En juin, les Kényans sont descendus dans les rues pour s’opposer aux propositions du gouvernement visant à augmenter les taxes. Ce faisant, ils ont exprimé leur profonde déception envers le président William Ruto, qui avait accédé au pouvoir il y a deux ans à la suite d’une victoire électorale serrée. Ruto avait promis de réduire le coût de la vie et d’augmenter les opportunités d’emploi pour les jeunes Kényans. Au lieu de cela, les Kényans ont vu qu’il se tournait vers l’extérieur, se positionnant comme médiateur dans les conflits régionaux, prononçant des discours importants lors de forums internationaux, et s’alliant avec les États-Unis.
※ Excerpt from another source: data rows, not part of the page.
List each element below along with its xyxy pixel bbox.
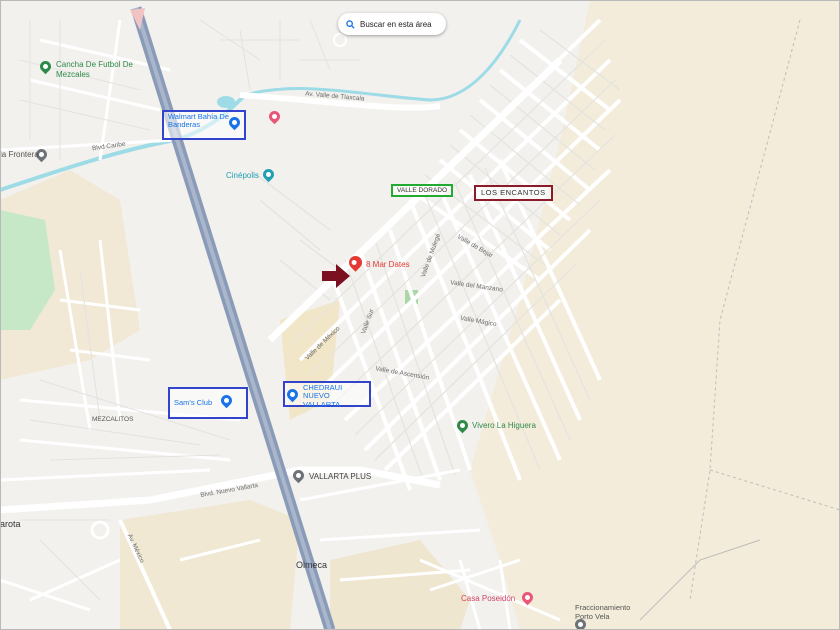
vallarta-plus-label: VALLARTA PLUS xyxy=(309,472,372,481)
search-this-area-button[interactable]: Buscar en esta área xyxy=(338,13,446,35)
casa-poseidon-label: Casa Poseidón xyxy=(461,594,516,603)
chedraui-label: CHEDRAUI NUEVO VALLARTA xyxy=(303,383,343,409)
sams-club-box[interactable]: Sam's Club xyxy=(168,387,248,419)
los-encantos-label: LOS ENCANTOS xyxy=(481,188,546,197)
cinepolis-label: Cinépolis xyxy=(226,171,259,180)
frontera-label: la Frontera xyxy=(0,150,39,159)
walmart-label: Walmart Bahía De Banderas xyxy=(168,112,229,130)
property-label: 8 Mar Dates xyxy=(366,260,410,269)
sams-club-label: Sam's Club xyxy=(174,397,213,407)
valle-dorado-label: VALLE DORADO xyxy=(397,187,448,194)
pointer-arrow-icon xyxy=(322,264,350,288)
search-label: Buscar en esta área xyxy=(360,19,432,29)
valle-dorado-box[interactable]: VALLE DORADO xyxy=(391,184,454,198)
cancha-label: Cancha De Futbol De Mezcales xyxy=(56,60,133,79)
olmeca-label: Olmeca xyxy=(296,560,328,570)
search-icon xyxy=(346,19,355,29)
los-encantos-box[interactable]: LOS ENCANTOS xyxy=(474,185,553,202)
vivero-label: Vivero La Higuera xyxy=(472,421,536,430)
mezcalitos-label: MEZCALITOS xyxy=(92,416,134,423)
area-label-left: arota xyxy=(0,519,21,529)
map-canvas[interactable]: Buscar en esta área Walmart Bahía De Ban… xyxy=(0,0,840,630)
porto-vela-label: Fraccionamiento Porto Vela xyxy=(575,603,631,621)
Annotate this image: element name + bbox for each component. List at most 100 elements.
L’administration du président américain Joe Biden a également montré son soutien à Ruto en l’invitant pour une rare visite d’État en mai. Les officiels américains et kényans ont souligné que Ruto était le premier leader africain à recevoir un tel accueil depuis le président ghanéen John Kufuor en 2008, et le premier leader kényan à effectuer une visite d’État à Washington depuis plus de deux décennies. Le gouvernement américain a annoncé qu’il désignerait le Kenya comme le premier allié majeur non-OTAN des États-Unis en Afrique subsaharienne, une désignation qui le place aux côtés de pays comme l’Australie et le Japon. Pourtant, un mois seulement après, des images de fumée se sont élevées du parlement kényan alors que des manifestations populaires contre le gouvernement devenaient violentes. Plus de 30 personnes ont été tuées, souvent par la police, ce qui a choqué l’ambassade américaine et d’autres missions diplomatiques, les incitant à appeler à la retenue.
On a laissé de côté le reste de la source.